Ces échantillons ont été analysés à l’Arsia pour détecter les trois bactéries d’intérêt.
Une meilleure compréhension des co-infections respiratoires
Plusieurs résultats ont pu en ressortir. Tout d’abord, Helcococcus ovis a été retrouvé chez quelques veaux, malades ou non. Sa faible fréquence (4,9 %) et sa répartition homogène ne permettent pas de conclure à un rôle pathogène évident. Cependant, les données suggèrent une concentration des cas dans un nombre limité d’exploitations, ce qui laisse penser que des facteurs propres à l’environnement ou à la gestion de ces fermes pourraient favoriser sa présence.
Ensuite, Ureaplasma diversum a été détecté uniquement chez les veaux avec des lésions pulmonaires. Il était plus abondant dans les prélèvements profonds (lavages broncho-alvéolaires), ce qui suggère une origine systémique, par le sang.

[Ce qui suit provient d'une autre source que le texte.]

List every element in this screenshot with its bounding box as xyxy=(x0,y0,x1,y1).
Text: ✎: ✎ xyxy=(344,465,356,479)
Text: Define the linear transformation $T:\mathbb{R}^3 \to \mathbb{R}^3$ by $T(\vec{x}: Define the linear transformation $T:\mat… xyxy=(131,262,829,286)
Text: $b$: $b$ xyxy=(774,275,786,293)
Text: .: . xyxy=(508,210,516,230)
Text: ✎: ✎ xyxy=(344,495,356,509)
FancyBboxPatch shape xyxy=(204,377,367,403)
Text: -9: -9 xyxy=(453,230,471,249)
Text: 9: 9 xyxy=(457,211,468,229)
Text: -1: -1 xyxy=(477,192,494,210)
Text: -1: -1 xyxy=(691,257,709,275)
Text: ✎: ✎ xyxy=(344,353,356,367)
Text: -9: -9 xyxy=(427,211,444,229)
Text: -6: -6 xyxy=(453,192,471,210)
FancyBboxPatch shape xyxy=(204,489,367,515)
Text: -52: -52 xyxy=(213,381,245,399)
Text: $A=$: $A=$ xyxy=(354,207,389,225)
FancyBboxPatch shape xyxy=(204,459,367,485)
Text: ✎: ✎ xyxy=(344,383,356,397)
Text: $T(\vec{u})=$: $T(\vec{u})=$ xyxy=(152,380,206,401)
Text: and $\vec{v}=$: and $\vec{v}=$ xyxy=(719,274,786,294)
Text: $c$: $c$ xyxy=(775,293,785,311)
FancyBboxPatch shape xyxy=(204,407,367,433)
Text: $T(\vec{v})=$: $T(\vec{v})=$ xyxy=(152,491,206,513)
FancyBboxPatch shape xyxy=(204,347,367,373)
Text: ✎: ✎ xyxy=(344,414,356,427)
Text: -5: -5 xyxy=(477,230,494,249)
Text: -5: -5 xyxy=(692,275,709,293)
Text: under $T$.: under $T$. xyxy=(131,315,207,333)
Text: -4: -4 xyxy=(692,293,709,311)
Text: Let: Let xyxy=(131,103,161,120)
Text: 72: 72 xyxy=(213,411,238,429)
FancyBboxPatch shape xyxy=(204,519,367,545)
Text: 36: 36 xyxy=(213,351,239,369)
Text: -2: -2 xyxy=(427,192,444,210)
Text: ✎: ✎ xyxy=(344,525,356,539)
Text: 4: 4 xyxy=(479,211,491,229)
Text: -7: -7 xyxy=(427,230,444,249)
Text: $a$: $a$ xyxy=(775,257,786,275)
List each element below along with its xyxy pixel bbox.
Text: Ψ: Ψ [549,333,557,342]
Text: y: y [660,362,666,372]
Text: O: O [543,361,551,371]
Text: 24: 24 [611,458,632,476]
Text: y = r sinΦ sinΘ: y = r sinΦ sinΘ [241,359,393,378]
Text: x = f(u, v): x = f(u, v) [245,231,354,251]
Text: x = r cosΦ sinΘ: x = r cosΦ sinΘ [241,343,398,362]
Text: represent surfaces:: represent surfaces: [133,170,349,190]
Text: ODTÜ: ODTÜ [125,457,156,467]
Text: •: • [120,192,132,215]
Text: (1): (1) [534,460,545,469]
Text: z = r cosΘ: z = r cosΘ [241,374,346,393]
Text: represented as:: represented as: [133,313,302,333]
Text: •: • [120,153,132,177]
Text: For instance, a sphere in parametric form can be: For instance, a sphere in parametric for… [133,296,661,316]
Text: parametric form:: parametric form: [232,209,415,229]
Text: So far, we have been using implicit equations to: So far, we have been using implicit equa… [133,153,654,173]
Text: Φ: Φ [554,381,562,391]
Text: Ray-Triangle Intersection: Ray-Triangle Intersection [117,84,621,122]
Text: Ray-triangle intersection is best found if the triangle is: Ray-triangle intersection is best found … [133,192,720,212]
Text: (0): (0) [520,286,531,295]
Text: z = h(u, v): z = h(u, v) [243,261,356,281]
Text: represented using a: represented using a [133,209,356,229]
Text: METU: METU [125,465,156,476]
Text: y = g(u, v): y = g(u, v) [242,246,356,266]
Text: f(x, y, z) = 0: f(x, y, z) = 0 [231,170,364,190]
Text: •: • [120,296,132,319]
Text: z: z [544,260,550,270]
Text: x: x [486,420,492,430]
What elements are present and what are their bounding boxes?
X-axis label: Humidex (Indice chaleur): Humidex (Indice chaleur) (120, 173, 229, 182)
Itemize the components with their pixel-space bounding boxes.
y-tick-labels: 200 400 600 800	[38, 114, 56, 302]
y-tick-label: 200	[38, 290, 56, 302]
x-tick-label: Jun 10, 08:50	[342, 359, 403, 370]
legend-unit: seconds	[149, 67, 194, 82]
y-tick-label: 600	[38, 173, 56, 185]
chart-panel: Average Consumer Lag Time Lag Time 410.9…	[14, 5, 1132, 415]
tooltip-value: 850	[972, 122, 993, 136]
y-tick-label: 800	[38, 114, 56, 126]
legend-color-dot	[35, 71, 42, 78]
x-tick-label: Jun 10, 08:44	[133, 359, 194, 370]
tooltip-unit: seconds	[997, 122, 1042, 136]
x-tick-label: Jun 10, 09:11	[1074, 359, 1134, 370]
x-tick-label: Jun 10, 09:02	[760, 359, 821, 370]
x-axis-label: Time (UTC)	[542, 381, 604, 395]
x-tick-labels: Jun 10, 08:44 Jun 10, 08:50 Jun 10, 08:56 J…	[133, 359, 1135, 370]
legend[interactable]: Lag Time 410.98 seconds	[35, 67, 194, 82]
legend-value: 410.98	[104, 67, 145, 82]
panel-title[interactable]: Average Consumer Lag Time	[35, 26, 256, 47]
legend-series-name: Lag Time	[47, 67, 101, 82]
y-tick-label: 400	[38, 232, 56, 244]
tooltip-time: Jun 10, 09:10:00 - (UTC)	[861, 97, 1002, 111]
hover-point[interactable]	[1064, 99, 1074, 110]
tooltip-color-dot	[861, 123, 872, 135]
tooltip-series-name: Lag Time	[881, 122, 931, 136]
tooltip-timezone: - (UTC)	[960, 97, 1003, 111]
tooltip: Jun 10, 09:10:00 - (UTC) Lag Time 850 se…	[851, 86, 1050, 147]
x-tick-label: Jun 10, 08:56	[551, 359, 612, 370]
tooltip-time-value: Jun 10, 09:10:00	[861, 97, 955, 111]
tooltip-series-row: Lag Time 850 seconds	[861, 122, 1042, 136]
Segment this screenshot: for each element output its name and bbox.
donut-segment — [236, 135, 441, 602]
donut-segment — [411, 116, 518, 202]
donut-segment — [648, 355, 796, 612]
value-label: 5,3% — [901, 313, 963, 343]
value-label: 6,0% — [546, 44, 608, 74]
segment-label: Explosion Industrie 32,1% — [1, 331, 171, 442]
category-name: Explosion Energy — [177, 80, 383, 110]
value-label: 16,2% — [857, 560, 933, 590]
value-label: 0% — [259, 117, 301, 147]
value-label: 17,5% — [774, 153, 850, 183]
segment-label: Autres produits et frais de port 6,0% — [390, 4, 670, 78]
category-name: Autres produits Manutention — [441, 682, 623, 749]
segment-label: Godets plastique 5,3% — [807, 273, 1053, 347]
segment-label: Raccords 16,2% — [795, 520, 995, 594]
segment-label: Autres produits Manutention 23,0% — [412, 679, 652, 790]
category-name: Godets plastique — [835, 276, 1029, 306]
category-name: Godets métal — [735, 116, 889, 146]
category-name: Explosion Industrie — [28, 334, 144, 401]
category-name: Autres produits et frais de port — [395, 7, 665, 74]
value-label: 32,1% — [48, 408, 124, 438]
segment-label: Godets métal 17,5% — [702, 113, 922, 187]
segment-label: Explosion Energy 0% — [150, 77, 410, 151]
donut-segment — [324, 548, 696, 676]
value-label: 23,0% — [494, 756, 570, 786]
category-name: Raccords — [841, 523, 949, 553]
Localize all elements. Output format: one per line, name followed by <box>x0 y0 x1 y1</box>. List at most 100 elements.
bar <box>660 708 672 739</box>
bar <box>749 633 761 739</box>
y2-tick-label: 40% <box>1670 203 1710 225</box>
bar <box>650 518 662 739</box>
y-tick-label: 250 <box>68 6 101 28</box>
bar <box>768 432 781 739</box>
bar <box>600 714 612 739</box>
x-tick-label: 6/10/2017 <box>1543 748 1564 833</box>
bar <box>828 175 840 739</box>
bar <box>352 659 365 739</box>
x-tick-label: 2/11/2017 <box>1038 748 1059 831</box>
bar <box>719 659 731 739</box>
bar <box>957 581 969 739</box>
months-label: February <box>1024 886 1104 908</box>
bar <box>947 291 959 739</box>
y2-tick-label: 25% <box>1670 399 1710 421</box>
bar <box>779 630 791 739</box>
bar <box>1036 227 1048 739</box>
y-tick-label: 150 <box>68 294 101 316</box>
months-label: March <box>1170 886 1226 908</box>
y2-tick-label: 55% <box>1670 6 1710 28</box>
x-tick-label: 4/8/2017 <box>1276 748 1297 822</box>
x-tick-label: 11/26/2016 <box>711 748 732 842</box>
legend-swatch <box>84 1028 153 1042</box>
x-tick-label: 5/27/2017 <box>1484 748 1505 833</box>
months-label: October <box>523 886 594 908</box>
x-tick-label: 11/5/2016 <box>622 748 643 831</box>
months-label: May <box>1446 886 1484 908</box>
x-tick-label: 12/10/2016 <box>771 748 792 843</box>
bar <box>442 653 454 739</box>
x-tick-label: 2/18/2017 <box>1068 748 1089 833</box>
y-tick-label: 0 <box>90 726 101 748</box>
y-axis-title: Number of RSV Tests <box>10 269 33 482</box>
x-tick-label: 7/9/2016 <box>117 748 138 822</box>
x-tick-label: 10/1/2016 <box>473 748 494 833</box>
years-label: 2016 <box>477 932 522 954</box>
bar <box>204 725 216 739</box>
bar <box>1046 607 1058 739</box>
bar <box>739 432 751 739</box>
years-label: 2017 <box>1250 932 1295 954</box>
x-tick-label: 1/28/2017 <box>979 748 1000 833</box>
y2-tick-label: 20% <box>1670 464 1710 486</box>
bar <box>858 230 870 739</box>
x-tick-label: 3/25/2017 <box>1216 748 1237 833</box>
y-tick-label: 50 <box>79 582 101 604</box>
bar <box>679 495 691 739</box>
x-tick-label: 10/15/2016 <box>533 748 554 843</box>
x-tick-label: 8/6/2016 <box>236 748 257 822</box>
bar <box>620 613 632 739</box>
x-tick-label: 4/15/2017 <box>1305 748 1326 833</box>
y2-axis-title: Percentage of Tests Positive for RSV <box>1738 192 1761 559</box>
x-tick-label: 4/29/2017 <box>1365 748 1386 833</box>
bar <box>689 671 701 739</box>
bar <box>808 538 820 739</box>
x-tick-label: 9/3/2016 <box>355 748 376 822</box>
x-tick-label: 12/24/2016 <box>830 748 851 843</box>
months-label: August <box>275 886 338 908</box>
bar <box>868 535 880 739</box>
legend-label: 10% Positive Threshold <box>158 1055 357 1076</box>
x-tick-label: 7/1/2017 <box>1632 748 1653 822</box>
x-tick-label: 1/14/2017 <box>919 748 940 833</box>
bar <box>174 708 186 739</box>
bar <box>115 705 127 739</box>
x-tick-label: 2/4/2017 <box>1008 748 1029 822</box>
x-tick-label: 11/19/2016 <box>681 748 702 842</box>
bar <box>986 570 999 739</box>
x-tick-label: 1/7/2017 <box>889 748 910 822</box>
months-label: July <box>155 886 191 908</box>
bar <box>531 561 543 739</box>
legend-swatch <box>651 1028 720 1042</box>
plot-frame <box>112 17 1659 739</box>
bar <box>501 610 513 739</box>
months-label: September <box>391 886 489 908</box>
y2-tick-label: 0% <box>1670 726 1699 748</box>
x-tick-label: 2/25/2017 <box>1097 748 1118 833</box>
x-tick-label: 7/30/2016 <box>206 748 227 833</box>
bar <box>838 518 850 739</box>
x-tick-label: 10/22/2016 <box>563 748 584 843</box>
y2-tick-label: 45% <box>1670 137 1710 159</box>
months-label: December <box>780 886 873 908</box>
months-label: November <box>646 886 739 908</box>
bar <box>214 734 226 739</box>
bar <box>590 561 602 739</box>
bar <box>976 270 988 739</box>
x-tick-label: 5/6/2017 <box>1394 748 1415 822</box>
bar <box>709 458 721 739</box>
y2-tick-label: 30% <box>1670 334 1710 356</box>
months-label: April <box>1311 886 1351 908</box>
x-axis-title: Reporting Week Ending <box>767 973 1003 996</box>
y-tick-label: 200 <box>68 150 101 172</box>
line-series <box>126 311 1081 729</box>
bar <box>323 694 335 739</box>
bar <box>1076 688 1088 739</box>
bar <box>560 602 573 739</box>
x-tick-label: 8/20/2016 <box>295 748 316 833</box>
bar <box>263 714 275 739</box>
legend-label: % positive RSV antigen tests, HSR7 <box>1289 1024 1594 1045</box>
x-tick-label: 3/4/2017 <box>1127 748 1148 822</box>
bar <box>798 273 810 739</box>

Là aussi, la bactérie a été retrouvée sur plusieurs animaux dans un nombre limité d’élevages.
Mycoplasma dispar , en revanche, était omniprésent : plus de 80 % des veaux en étaient porteurs, même sans symptômes. Il s’agirait dès lors d’un
Ces données ouvrent la voie à une meilleure compréhension des co-infections respiratoires chez le veau.
Les impacts sur le terrain
Ce projet montre que le type de prélèvement influence fortement les résultats : les écouvillons sont pratiques et adaptés pour détecter des bactéries comme Pasteurella ou Mannheimia, qui vivent dans les voies respiratoires supérieures. Le lavage broncho-alvéolaire, bien que plus technique, est bien plus utile pour détecter des germes tel Mycoplasma bovis, qui colonise le poumon.
Autre outil prometteur : l’échographie pulmonaire rapide, qui permet d’identifier les veaux réellement atteints, même s’ils paraissent en bonne santé à l’examen clinique. Cela évite de traiter inutilement des animaux sains ou de passer à côté de cas graves.
Enfin, on note une différence marquée en termes d’usage régional : alors que les lavages broncho-alvéolaires sont largement utilisés en Flandre, soit 46 % des échantillons respiratoires, ils ne représentent encore que 7 % des échantillons analysés en Wallonie. Ce prélèvement, bien que plus technique, mérite d’être davantage utilisé, car il améliore significativement la qualité du diagnostic dans les cas complexes.